ПУСТЬ ВСЕМУ МИРУ КОНЕЦ, СТОИТ КРЕПОСТЬ ОСОВЕЦ

Русские не сдаются

 

Эти слова в полной мере относятся ко многим боям Первой мировой. Почему-то современная российская власть,которая так печется о патриотическом воспитании, предпочла не заметить 95-ю годовщину со дня ее начала 

Э ту трагическую дату на государственном уровне стараются не замечать:  1 августа 1914 года Германия объявила войну России. Тогда у нас эту войну именовали и Второй Отечественной, и Великой, большевики прилепили к ней ярлык империалистической, а народ назвал Германской. Позже стали именовать Мировой, а после начала новой добавили порядковый номер – Первая мировая. Именно она стала прологом к ХХ веку, без которого, возможно, не было бы ни Февраля 1917-го, разложившего армию и государство, ни большевиков с Октябрем, ни братоубийственной гражданской войны.

                                                  

 Атака мертвецов

В 1915 году мир с восхищением взирал на оборону Осовца, небольшой русской крепости в 23,5 км от тогдашней Восточной Пруссии. Основной задачей крепости было, как писал участник обороны Осовца С. Хмельков, «преградить противнику ближайший и удобнейший путь на Белосток… заставить противника потерять время или на ведение длительной осады, или на поиски обходных путей». Белосток – транспортный узел, взятие которого открывало дорогу на Вильно (Вильнюс), Гродно, Минск и Брест. Так что для немцев через Осовец лежал кратчайший путь в Россию. Обойти крепость было невозможно: она располагалась на берегах реки Бобры, контролируя всю округу, в окрестностях – сплошные болота. «В этом районе почти нет дорог, очень мало селений, отдельные дворы сообщаются между собой по речкам, каналам и узким тропам, – так описывало местность издание Наркомата обороны СССР уже в 1939-м. – Противник не найдет здесь ни дорог, ни жилья, ни закрытий, ни позиций для артиллерии».
Первый натиск немцы предприняли в сентябре 1914-го: перебросив из Кенигсберга орудия большого калибра, они бомбардировали крепость шесть дней. А осада Осовца началась в январе 1915-го и продолжалась 190 дней. 
Немцы применили против крепости все свои новейшие достижения. Доставили знаменитые «Большие Берты» – осадные орудия 420-мм калибра, 800-килограммовые снаряды которой проламывали двухметровые стальные и бетонные перекрытия. Воронка от такого взрыва была пять метров глубиной и пятнадцать в диаметре. 
Немцы подсчитали, что для принуждения к сдаче крепости с гарнизоном в тысячу человек достаточно двух таких орудий и 24 часов методичной бомбардировки: 360 снарядов, каждые четыре минуты – залп.

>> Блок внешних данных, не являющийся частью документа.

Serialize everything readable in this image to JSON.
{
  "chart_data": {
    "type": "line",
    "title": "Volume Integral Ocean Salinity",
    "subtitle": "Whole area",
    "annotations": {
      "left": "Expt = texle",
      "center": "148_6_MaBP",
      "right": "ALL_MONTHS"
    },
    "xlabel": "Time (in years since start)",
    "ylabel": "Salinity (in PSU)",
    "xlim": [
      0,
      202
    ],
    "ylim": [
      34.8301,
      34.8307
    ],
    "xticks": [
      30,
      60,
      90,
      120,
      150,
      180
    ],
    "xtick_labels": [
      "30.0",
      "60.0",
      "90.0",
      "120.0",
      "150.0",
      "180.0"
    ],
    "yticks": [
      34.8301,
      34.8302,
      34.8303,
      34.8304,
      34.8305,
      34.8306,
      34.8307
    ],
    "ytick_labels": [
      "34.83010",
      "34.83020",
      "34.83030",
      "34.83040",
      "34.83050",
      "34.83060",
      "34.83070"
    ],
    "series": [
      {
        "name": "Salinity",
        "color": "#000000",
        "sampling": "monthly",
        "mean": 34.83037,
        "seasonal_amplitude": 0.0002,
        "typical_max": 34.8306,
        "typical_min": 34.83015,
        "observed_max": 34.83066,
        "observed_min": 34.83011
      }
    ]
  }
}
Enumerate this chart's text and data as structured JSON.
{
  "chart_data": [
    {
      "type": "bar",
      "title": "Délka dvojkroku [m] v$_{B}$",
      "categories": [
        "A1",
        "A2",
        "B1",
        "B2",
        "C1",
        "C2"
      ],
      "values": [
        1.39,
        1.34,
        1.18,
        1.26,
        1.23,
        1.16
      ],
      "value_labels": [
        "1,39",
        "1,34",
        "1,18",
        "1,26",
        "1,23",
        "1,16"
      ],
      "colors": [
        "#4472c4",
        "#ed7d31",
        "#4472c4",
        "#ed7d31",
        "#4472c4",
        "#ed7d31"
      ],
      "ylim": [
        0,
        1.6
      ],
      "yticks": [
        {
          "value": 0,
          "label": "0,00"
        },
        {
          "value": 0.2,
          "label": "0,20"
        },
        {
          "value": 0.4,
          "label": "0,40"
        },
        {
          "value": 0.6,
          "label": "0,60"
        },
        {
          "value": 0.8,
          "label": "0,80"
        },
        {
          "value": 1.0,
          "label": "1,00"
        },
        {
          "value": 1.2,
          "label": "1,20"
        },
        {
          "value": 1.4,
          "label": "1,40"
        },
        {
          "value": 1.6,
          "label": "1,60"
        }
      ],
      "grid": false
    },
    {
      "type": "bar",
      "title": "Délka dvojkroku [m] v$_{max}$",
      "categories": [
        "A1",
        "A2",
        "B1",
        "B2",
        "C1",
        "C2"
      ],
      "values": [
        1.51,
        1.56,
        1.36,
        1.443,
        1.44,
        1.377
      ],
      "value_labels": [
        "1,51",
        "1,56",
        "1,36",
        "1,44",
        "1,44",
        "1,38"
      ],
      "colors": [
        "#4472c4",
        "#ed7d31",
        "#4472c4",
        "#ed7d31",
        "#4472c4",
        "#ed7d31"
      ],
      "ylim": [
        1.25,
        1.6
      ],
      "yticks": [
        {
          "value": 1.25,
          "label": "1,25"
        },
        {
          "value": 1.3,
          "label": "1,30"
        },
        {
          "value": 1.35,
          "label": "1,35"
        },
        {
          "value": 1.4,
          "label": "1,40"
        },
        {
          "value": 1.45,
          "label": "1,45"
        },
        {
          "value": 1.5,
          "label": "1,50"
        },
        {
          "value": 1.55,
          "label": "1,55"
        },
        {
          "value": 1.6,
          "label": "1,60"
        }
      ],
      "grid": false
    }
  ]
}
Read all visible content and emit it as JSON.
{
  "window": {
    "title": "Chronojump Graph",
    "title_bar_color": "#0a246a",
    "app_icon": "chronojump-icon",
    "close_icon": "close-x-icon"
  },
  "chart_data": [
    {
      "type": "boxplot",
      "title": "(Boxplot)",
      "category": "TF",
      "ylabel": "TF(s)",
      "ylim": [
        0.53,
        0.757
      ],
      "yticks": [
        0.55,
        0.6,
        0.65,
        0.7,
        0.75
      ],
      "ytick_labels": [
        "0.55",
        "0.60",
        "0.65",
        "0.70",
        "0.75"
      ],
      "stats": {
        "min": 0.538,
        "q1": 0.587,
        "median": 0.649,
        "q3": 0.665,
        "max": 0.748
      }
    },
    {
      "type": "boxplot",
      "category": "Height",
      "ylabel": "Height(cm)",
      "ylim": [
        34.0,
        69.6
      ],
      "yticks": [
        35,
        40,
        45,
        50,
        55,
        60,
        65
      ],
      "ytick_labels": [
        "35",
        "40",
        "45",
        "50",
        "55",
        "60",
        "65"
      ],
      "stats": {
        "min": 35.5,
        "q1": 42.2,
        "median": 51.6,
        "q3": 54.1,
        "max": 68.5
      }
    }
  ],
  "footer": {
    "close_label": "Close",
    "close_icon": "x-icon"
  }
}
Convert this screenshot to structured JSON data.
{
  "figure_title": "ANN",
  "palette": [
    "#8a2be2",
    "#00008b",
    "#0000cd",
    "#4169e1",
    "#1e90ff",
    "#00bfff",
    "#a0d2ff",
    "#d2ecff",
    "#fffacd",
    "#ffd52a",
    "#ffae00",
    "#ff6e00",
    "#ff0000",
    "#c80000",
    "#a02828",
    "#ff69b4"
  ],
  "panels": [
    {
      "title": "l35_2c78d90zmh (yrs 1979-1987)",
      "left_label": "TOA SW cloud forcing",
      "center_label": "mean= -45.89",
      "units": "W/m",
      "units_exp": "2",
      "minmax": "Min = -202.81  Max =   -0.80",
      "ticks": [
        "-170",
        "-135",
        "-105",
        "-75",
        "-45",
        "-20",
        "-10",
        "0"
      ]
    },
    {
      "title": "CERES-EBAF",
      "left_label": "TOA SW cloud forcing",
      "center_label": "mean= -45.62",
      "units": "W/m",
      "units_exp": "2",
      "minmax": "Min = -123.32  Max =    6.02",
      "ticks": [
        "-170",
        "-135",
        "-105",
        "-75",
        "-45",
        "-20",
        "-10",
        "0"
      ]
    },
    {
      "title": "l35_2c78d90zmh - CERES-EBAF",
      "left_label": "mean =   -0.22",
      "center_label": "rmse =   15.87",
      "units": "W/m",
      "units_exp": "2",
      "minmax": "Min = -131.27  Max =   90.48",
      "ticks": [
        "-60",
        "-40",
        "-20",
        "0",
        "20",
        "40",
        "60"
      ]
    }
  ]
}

Под Осовец привезли четыре «Большие Берты» и 64 других мощных осадных орудия, всего 17 батарей. 
Самый жуткий обстрел был в начале осады. «Противник 25 февраля открыл огонь по крепости, довел его 27 и 28 февраля до ураганного и так продолжал громить крепость до 3 марта», – вспоминал С. Хмельков. По его подсчетам, за эту неделю ужасающего обстрела по крепости было выпущено 200-250 тысяч только тяжелых снарядов. А всего за время осады – до 400 тысяч. «Кирпичные постройки разваливались, деревянные горели, слабые бетонные давали огромные отколы в сводах и стенах; проволочная связь была прервана, шоссе испорчено воронками; окопы и все усовершенствования на валах, как то: козырьки, пулеметные гнезда, легкие блиндажи, стирались с лица земли». Над крепостью нависли тучи дыма и пыли. Вместе с артиллерией крепость бомбили немецкие аэропланы. 
«Страшен был вид крепости, вся крепость была окутана дымом, сквозь который то в одном, то в другом месте вырывались огромные огненные языки от взрыва снарядов; столбы земли, воды и целые деревья летели вверх; земля дрожала, и казалось, что ничто не может выдержать такого ураганного огня. Впечатление было таково, что ни один человек не выйдет целым из этого урагана огня и железа», – так писали зарубежные корреспонденты. 
Командование, полагая, что требует почти невозможного, просило защитников крепости продержаться хотя бы 48 часов. Крепость стояла еще полгода. А наши артиллеристы во время той страшной бомбардировки умудрились даже подбить две «Большие Берты», плохо замаскированные противником. Попутно взорвали и склад боеприпасов.
6 августа 1915-го стало для защитников Осовца черным днем: для уничтожения гарнизона немцы применили отравляющие газы. Газовую атаку они готовили тщательно, терпеливо выжидая нужного ветра. Развернули 30 газовых батарей, несколько тысяч баллонов. 6 августа в 4 утра на русские позиции потек темно-зеленый туман смеси хлора с бромом, достигший их за 5-10 минут. Газовая волна 12-15 метров в высоту и шириной 8 км проникла на глубину до 20 км. Противогазов у защитников крепости не было.
«Все живое на открытом воздухе на плацдарме крепости было отравлено насмерть, – вспоминал участник обороны. – Вся зелень в крепости и в ближайшем районе по пути движения газов была уничтожена, листья на деревьях пожелтели, свернулись и опали, трава почернела и легла на землю, лепестки цветов облетели. Все медные предметы на плацдарме крепости – части орудий и снарядов, умывальники, баки и прочее – покрылись толстым зеленым слоем окиси хлора; предметы продовольствия, хранящиеся без герметической укупорки – мясо, масло, сало, овощи, оказались отравленными и непригодными для употребления». «Полуотравленные брели назад, – это уже другой автор, – и, томимые жаждой, нагибались к источникам воды, но тут на низких местах газы задерживались, и вторичное отравление вело к смерти».

 

 

Германская артиллерия вновь открыла массированный огонь, вслед за огневым валом и газовым облаком на штурм русских передовых позиций двинулись 14 батальонов ландвера – а это не менее семи тысяч пехотинцев. На передовой после газовой атаки в живых оставалось едва ли больше сотни защитников. Обреченная крепость, казалось, уже была в немецких руках. Но когда германские цепи приблизились к окопам, из густо-зеленого хлорного тумана на них обрушилась... контратакующая русская пехота. Зрелище было ужасающим: бойцы шли в штыковую с лицами, обмотанными тряпками, сотрясаясь от жуткого кашля, буквально выплевывая куски легких на окровавленные гимнастерки.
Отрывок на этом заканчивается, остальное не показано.